Fear is considered to be one of the most powerful human emotions because of the impact it can have on our well-being. When all of our thoughts are directed towards negative outcomes, we begin to live anxiously. We give power to our emotions and we see the results of this power through our everyday actions.

Barbara Fredrickson, a positive psychology researcher at the University of North Carolina, wrote a research paper on the effects of positive thinking: “Open Hearts Build Lives: Positive Emotions, Induced Through Loving-Kindness Meditation, Build Consequential Personal Resources.”

She used positive emotions on different groups and tested their impact. In her research, she described the “broaden-and-build theory,” or the idea that positive thoughts broaden your mind so that you may receive value in other areas of your life.

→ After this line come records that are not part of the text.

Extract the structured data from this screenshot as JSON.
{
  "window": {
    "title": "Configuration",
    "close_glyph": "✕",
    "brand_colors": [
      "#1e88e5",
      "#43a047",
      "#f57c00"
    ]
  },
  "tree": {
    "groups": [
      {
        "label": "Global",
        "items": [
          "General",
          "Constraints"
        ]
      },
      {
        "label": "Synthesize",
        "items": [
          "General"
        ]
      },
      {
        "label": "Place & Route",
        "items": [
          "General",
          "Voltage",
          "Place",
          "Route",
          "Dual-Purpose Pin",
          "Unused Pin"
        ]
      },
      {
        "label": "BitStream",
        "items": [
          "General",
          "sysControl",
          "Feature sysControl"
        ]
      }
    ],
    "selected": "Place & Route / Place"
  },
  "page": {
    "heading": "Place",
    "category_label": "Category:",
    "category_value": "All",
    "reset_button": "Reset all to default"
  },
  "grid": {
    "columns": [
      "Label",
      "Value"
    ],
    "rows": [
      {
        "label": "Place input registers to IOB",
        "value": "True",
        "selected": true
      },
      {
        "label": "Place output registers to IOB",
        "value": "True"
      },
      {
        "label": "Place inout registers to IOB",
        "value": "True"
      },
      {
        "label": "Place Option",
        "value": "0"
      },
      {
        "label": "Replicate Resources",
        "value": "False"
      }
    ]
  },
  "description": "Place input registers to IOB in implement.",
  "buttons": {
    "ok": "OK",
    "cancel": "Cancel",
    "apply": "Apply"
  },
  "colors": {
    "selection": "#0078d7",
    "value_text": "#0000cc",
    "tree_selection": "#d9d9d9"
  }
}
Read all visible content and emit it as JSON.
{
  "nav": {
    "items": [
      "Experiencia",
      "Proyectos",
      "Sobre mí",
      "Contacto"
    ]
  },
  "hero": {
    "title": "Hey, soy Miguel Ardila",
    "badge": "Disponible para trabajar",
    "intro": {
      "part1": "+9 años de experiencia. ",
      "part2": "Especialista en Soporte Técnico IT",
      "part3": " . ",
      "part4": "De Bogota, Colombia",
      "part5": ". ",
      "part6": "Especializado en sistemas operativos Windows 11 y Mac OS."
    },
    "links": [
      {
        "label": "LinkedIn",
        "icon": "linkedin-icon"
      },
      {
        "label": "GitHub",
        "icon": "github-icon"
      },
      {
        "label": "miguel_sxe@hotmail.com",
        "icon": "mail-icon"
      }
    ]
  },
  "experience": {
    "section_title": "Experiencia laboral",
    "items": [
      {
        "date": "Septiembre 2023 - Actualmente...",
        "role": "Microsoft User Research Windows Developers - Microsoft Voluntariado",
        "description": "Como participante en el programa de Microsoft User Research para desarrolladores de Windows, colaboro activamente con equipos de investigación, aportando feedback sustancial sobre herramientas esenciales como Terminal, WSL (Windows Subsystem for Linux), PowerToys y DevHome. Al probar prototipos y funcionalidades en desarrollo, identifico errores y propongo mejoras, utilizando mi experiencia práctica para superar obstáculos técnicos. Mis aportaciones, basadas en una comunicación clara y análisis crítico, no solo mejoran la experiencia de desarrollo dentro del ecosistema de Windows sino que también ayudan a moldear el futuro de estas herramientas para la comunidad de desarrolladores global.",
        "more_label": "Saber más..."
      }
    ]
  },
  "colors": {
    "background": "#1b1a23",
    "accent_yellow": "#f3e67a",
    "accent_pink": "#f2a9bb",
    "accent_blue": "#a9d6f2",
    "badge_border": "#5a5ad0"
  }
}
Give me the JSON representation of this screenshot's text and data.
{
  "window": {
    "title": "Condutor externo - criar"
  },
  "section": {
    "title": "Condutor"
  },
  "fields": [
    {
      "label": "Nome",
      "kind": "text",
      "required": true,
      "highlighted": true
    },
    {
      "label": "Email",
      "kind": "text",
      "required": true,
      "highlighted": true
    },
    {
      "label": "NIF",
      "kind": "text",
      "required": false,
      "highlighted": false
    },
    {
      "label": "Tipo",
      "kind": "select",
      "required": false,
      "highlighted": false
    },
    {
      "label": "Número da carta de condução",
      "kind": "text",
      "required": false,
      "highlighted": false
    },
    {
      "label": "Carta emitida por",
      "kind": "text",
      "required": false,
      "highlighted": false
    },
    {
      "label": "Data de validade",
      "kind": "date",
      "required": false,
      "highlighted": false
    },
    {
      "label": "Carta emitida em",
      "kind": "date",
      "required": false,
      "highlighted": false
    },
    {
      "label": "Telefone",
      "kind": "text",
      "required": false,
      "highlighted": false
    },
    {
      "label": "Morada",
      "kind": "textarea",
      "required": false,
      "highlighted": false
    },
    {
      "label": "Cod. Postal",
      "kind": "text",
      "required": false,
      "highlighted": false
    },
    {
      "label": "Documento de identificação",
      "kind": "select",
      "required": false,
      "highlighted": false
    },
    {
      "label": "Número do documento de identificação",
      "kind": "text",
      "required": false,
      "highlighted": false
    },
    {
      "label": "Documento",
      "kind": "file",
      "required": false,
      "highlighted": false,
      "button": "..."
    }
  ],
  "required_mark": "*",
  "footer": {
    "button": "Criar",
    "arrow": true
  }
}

Just as the broaden-and-build theory predicts, then, when people open their hearts to positive emotions, they seed their own growth in ways that transform them for the better,” Fredrickson wrote.

Aligning your thoughts with your goals is the easiest way to redirect your mind to think about the positive outcomes instead of the negative. If I set a goal to get an ‘A’ in my chemistry course this semester, this ‘A’ will probably be on my mind quite often.

Instead of thinking, “If I don’t do well on this test tomorrow I probably won’t get that ‘A’ I wanted,” think, “I’m going to study hard for this chemistry exam, so that I’ll be one step closer to receiving an ‘A’ in the course.”

Redirecting your thoughts doesn’t mean ignoring the fact that things can go wrong. It’s choosing to only give energy and attention to the better outcome. Things don’t always go as planned and you won’t always do as well as you wanted to. As a college student, this may be one of the first lessons you learn.

If I didn’t perform as well as I anticipated on my chemistry exam, I won’t completely give up on my goal or allow my ambition to slowly decrease throughout the semester. Use this opportunity to learn, grow and to encourage yourself. I like to refer to this as turning losses into lessons.

Before you get into bed every night, tell yourself that regardless of what happens, you’re going to make sure tomorrow is a good day.

Start off by spending ten minutes a day focusing on the good things in your life. During this time, erase all negative thoughts, fears and worries. The more positive thoughts you have, the more positive your life will become. Now go get that A!